Ports used on Security Gateway for SecureClient and Endpoint Connect
If Control Connections are enabled in SmartDashboard - Global Properties, then all of the following ports are opened automatically, except UDP 2746.
If Control Connections are disabled in SmartDashboard - Global Properties, then the following ports must be allowed explicitly in the rulebase.
UDP 259 - RDP (necessary only for MEP resolving and dynamic interface resolving)
TCP 264 - Topology download was used by SecureClient
TCP 443 - In Visitor Mode, all VPN traffic is tunneled through port 443
UDP 500 - IKE
TCP 500 - IKE over TCP
IP protocol 50 - ESP (the actual encrypted data; not necessary to allow this, if using UDP encapsulation)
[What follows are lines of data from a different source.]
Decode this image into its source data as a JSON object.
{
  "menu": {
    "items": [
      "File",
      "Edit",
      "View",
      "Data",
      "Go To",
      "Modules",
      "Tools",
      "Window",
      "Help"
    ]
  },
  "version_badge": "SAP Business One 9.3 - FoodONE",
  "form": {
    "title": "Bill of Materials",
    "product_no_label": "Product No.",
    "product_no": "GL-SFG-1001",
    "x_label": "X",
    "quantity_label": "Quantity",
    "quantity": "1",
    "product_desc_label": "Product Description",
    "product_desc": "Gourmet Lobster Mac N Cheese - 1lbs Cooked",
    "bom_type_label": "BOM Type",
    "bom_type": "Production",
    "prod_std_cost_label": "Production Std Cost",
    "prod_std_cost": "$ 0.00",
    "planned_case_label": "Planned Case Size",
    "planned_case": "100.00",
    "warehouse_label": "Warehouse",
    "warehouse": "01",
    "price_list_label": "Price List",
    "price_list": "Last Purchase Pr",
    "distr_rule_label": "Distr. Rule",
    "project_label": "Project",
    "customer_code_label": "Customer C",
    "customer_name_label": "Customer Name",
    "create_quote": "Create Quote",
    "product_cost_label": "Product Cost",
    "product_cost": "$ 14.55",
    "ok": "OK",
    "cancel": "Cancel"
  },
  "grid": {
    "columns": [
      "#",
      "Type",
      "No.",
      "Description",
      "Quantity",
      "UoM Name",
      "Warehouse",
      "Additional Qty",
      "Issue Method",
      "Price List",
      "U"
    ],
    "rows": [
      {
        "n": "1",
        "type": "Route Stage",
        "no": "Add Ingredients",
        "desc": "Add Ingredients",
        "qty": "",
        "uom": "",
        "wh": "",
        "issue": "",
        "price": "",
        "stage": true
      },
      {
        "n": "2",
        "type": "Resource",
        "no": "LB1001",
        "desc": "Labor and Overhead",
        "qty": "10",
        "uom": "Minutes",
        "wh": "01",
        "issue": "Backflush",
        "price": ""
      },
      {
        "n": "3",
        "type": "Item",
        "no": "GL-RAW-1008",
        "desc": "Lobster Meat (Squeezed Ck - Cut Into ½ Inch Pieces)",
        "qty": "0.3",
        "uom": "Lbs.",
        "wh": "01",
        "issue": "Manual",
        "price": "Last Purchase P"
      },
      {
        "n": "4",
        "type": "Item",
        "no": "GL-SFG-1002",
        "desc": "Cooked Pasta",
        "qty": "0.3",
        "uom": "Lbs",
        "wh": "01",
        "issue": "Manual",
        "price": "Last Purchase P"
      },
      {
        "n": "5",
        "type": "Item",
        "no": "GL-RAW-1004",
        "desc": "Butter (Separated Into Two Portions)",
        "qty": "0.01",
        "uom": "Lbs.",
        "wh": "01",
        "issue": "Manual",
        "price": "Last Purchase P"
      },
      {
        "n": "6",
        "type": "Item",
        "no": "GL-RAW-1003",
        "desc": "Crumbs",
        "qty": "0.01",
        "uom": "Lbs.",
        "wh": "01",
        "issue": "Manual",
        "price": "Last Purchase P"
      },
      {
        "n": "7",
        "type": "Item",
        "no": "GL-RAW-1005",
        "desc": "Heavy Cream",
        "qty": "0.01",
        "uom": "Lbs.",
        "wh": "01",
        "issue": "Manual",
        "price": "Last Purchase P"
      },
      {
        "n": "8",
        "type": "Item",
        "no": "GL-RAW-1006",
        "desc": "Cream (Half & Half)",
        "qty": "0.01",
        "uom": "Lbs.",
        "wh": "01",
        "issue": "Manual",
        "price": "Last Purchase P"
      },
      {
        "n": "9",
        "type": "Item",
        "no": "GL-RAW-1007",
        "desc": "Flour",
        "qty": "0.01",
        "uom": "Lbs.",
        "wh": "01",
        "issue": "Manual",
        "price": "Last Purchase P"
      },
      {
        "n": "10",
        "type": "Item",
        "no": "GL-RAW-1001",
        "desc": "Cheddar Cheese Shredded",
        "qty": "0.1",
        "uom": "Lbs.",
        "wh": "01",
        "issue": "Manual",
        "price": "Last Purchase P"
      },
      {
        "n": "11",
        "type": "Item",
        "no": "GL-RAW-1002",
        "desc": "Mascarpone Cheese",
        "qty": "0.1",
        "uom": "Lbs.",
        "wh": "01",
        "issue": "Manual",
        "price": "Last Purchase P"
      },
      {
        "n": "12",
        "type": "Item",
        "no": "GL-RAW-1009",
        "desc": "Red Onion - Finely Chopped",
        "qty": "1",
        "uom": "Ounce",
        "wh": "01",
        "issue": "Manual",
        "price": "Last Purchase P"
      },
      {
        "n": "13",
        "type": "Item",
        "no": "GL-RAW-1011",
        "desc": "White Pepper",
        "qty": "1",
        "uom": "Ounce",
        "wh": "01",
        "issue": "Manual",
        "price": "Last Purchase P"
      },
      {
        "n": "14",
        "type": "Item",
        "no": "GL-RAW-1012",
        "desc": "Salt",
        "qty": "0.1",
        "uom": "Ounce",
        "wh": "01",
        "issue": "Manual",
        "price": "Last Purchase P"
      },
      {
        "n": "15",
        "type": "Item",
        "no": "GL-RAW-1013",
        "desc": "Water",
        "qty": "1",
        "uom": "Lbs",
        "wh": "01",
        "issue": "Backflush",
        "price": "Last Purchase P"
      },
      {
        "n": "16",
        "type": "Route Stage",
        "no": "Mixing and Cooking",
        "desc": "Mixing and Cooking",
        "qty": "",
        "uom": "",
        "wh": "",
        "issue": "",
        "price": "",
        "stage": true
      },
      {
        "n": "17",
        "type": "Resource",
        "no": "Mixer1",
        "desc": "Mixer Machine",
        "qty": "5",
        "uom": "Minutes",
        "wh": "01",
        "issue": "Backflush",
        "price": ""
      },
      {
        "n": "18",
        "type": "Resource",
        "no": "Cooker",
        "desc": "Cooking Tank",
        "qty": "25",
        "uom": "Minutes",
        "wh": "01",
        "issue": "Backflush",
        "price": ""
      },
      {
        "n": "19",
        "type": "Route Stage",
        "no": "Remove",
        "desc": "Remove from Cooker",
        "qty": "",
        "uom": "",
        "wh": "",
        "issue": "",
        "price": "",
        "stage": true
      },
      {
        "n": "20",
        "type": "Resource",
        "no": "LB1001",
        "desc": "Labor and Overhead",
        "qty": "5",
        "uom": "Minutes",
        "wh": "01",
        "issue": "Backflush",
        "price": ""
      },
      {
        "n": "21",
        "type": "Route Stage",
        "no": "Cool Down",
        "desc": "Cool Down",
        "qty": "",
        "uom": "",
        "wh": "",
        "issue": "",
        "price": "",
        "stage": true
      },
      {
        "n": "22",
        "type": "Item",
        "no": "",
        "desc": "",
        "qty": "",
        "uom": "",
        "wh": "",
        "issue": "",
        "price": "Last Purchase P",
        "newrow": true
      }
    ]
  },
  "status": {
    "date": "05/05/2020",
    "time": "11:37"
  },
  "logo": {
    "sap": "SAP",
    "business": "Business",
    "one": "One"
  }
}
UDP 2746 - UDP encapsulation (encapsulates IP protocol 50 ESP packets)
UDP 4500 - NAT-T port for industry standard UDP encapsulation
TCP 18231 - Policy Server login (seen on the network using SSL, if SecureClient/Endpoint Connect has an IP address in the VPN Domain; Not necessary to open this port, if SecureClient/Endpoint Connect is not in the VPN Domain).
Ports used through the VPN tunnel:
TCP 18231 - Policy Server login (will be encrypted, if SecureClient IP address is not in the VPN Domain)
UDP 18233 - SCV update
UDP 18234 - Tunnel Test
Note: Endpoint Connect client, by default, will use port 443 to negotiate the tunnel, even if Visitor Mode is not selected. Refer to sk158334 and sk159372 for more information.
sk52421 (Ports used by Check Point software).